Maar het belangrijkste hoogtepunt was de speciale "barbecue"-ruimte, ontworpen om barbecue en brandhout te vervoeren. Een van de twee wedstrijdauto's belandde later in de officiële garage van de president van Armenië, de tweede (kenteken "o 74 31 AR") diende lange tijd VIP-gasten van de staat. Om zoveel mogelijk ruimte in de carrosserie over te laten voor vracht en tegelijkertijd een maximaal aantal passagiers in de auto te plaatsen, schroomden de ontwerpers er niet voor om de tweede zitrij vierzits te maken. De breedte van de vracht- en passagiersruimte, die 2,30 m bedroeg, maakte het mogelijk om bijna 60 cm per stoel te bezetten. Tegelijkertijd "aten" zes personen bijna het volledige toegestane laadvermogen op.

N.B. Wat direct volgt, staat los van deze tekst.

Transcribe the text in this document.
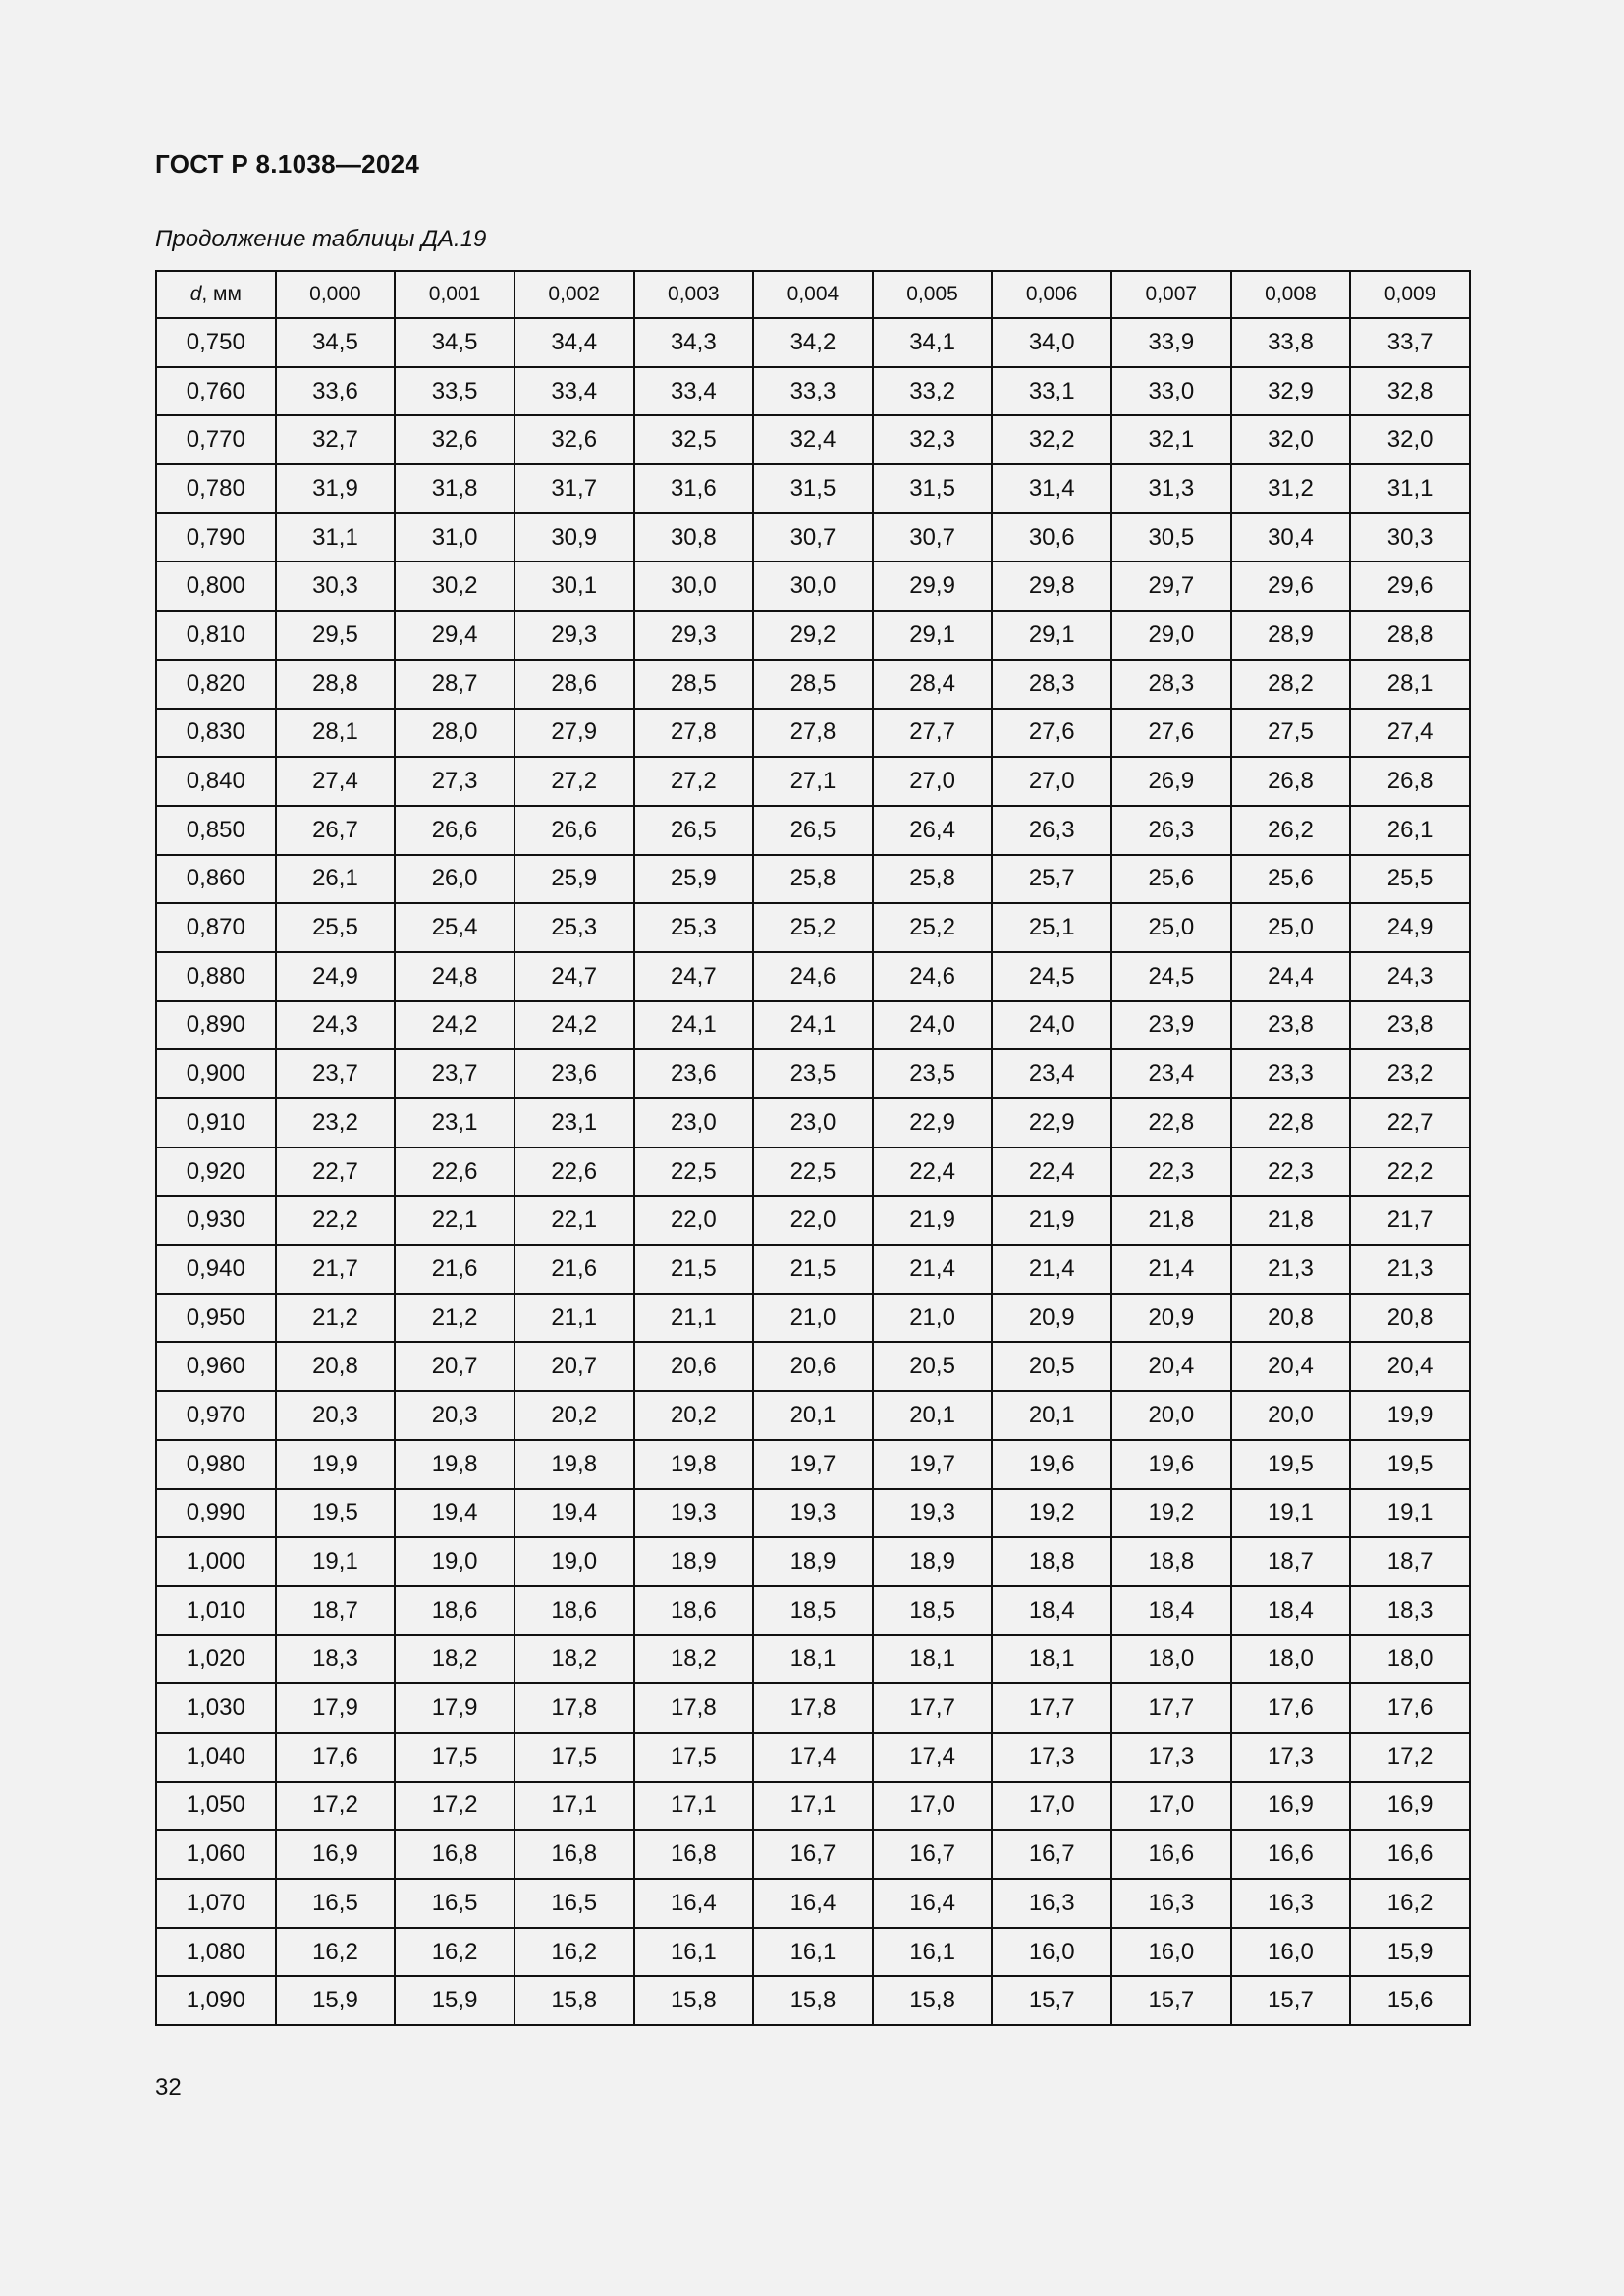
ГОСТ Р 8.1038—2024
Продолжение таблицы ДА.19
d, мм	0,000	0,001	0,002	0,003	0,004	0,005	0,006	0,007	0,008	0,009
0,750	34,5	34,5	34,4	34,3	34,2	34,1	34,0	33,9	33,8	33,7
0,760	33,6	33,5	33,4	33,4	33,3	33,2	33,1	33,0	32,9	32,8
0,770	32,7	32,6	32,6	32,5	32,4	32,3	32,2	32,1	32,0	32,0
0,780	31,9	31,8	31,7	31,6	31,5	31,5	31,4	31,3	31,2	31,1
0,790	31,1	31,0	30,9	30,8	30,7	30,7	30,6	30,5	30,4	30,3
0,800	30,3	30,2	30,1	30,0	30,0	29,9	29,8	29,7	29,6	29,6
0,810	29,5	29,4	29,3	29,3	29,2	29,1	29,1	29,0	28,9	28,8
0,820	28,8	28,7	28,6	28,5	28,5	28,4	28,3	28,3	28,2	28,1
0,830	28,1	28,0	27,9	27,8	27,8	27,7	27,6	27,6	27,5	27,4
0,840	27,4	27,3	27,2	27,2	27,1	27,0	27,0	26,9	26,8	26,8
0,850	26,7	26,6	26,6	26,5	26,5	26,4	26,3	26,3	26,2	26,1
0,860	26,1	26,0	25,9	25,9	25,8	25,8	25,7	25,6	25,6	25,5
0,870	25,5	25,4	25,3	25,3	25,2	25,2	25,1	25,0	25,0	24,9
0,880	24,9	24,8	24,7	24,7	24,6	24,6	24,5	24,5	24,4	24,3
0,890	24,3	24,2	24,2	24,1	24,1	24,0	24,0	23,9	23,8	23,8
0,900	23,7	23,7	23,6	23,6	23,5	23,5	23,4	23,4	23,3	23,2
0,910	23,2	23,1	23,1	23,0	23,0	22,9	22,9	22,8	22,8	22,7
0,920	22,7	22,6	22,6	22,5	22,5	22,4	22,4	22,3	22,3	22,2
0,930	22,2	22,1	22,1	22,0	22,0	21,9	21,9	21,8	21,8	21,7
0,940	21,7	21,6	21,6	21,5	21,5	21,4	21,4	21,4	21,3	21,3
0,950	21,2	21,2	21,1	21,1	21,0	21,0	20,9	20,9	20,8	20,8
0,960	20,8	20,7	20,7	20,6	20,6	20,5	20,5	20,4	20,4	20,4
0,970	20,3	20,3	20,2	20,2	20,1	20,1	20,1	20,0	20,0	19,9
0,980	19,9	19,8	19,8	19,8	19,7	19,7	19,6	19,6	19,5	19,5
0,990	19,5	19,4	19,4	19,3	19,3	19,3	19,2	19,2	19,1	19,1
1,000	19,1	19,0	19,0	18,9	18,9	18,9	18,8	18,8	18,7	18,7
1,010	18,7	18,6	18,6	18,6	18,5	18,5	18,4	18,4	18,4	18,3
1,020	18,3	18,2	18,2	18,2	18,1	18,1	18,1	18,0	18,0	18,0
1,030	17,9	17,9	17,8	17,8	17,8	17,7	17,7	17,7	17,6	17,6
1,040	17,6	17,5	17,5	17,5	17,4	17,4	17,3	17,3	17,3	17,2
1,050	17,2	17,2	17,1	17,1	17,1	17,0	17,0	17,0	16,9	16,9
1,060	16,9	16,8	16,8	16,8	16,7	16,7	16,7	16,6	16,6	16,6
1,070	16,5	16,5	16,5	16,4	16,4	16,4	16,3	16,3	16,3	16,2
1,080	16,2	16,2	16,2	16,1	16,1	16,1	16,0	16,0	16,0	15,9
1,090	15,9	15,9	15,8	15,8	15,8	15,8	15,7	15,7	15,7	15,6
32
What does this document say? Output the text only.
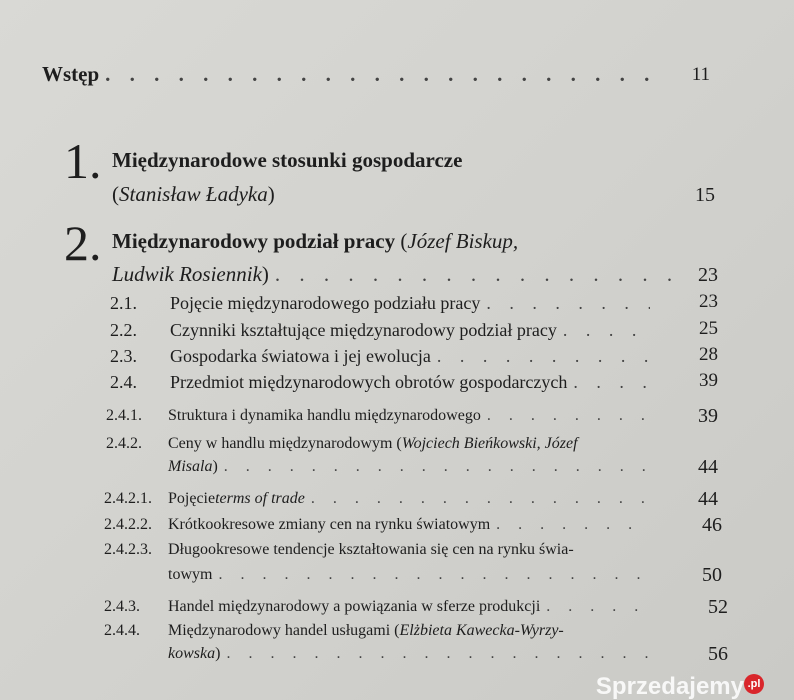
Wstęp . . .	11
1. Międzynarodowe stosunki gospodarcze
( Stanisław Ładyka )	15
2. Międzynarodowy podział pracy ( Józef Biskup,
Ludwik Rosiennik ) . . .	23
2.1. Pojęcie międzynarodowego podziału pracy . . .	23
2.2. Czynniki kształtujące międzynarodowy podział pracy . . .	25
2.3. Gospodarka światowa i jej ewolucja . . .	28
2.4. Przedmiot międzynarodowych obrotów gospodarczych . . .	39
2.4.1. Struktura i dynamika handlu międzynarodowego . . .	39
2.4.2. Ceny w handlu międzynarodowym (Wojciech Bieńkowski, Józef
Misala ) . . .	44
2.4.2.1. Pojęcie terms of trade . . .	44
2.4.2.2. Krótkookresowe zmiany cen na rynku światowym . . .	46
2.4.2.3. Długookresowe tendencje kształtowania się cen na rynku świa-
towym . . .	50
2.4.3. Handel międzynarodowy a powiązania w sferze produkcji . . .	52
2.4.4. Międzynarodowy handel usługami (Elżbieta Kawecka-Wyrzy-
kowska ) . . .	56
Sprzedajemy $^{.pl}$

Ook in het onafhankelijke Armenië werden de projecten van een minibus op het chassis van de 3730-familie herdacht. Deze werd geproduceerd in drie versies van de interieurindeling. Gemeenschappelijk aan alle drie de opties was de afwezigheid van de rechter voorstoel (rechts van de bestuurder), waardoor vrije doorgang naar de cabine vanaf het trottoir mogelijk was. De rechterdeur was scharnierend in plaats van schuivend. Bovendien waren de eerste twee rijen passagiersstoelen op dezelfde manier geplaatst: twee stoelen aan de linkerkant van het gangpad, één aan de rechterkant.

In de eerste versie, ontworpen voor negen passagiers, herhaalde de derde rij passagiersstoelen exact de eerste twee (2 + 1). Tegelijkertijd was het mogelijk om via de rechtervleugel van de achterste scharnierende deur de cabine in te komen. In de tweede versie (voor tien passagiers) werd de doorgang op de achterste rij afgesloten door een andere stoel. Zo werden de achterdeuren volledig geblokkeerd. En tenslotte, in de derde versie (ook voor tien passagiers), werden twee stoelen langs de zijkanten achter de rugleuningen van de buitenste stoelen van de tweede rij geplaatst, tegenover elkaar. Dit maakte het mogelijk om niet alleen via de zijdeur, maar ook via beide vleugels van de achterdeur de cabine in te komen.
De productievolumes van de nieuwe autofamilie waren echter aanzienlijk lager dan die van vóór de perestrojka, omdat de verkoopmarkt opnieuw moest worden ontwikkeld. In november 2002 werd OAO ErAZ op verzoek van schuldeisers failliet verklaard.
Daarmee werd de nieuwe generatie van de ErAZ-3730-familie van lichte voertuigen een typisch slachtoffer van de geplande socialistische economie. En de fabriek bleef op een gegeven moment hopeloos verouderde transportmiddelen produceren.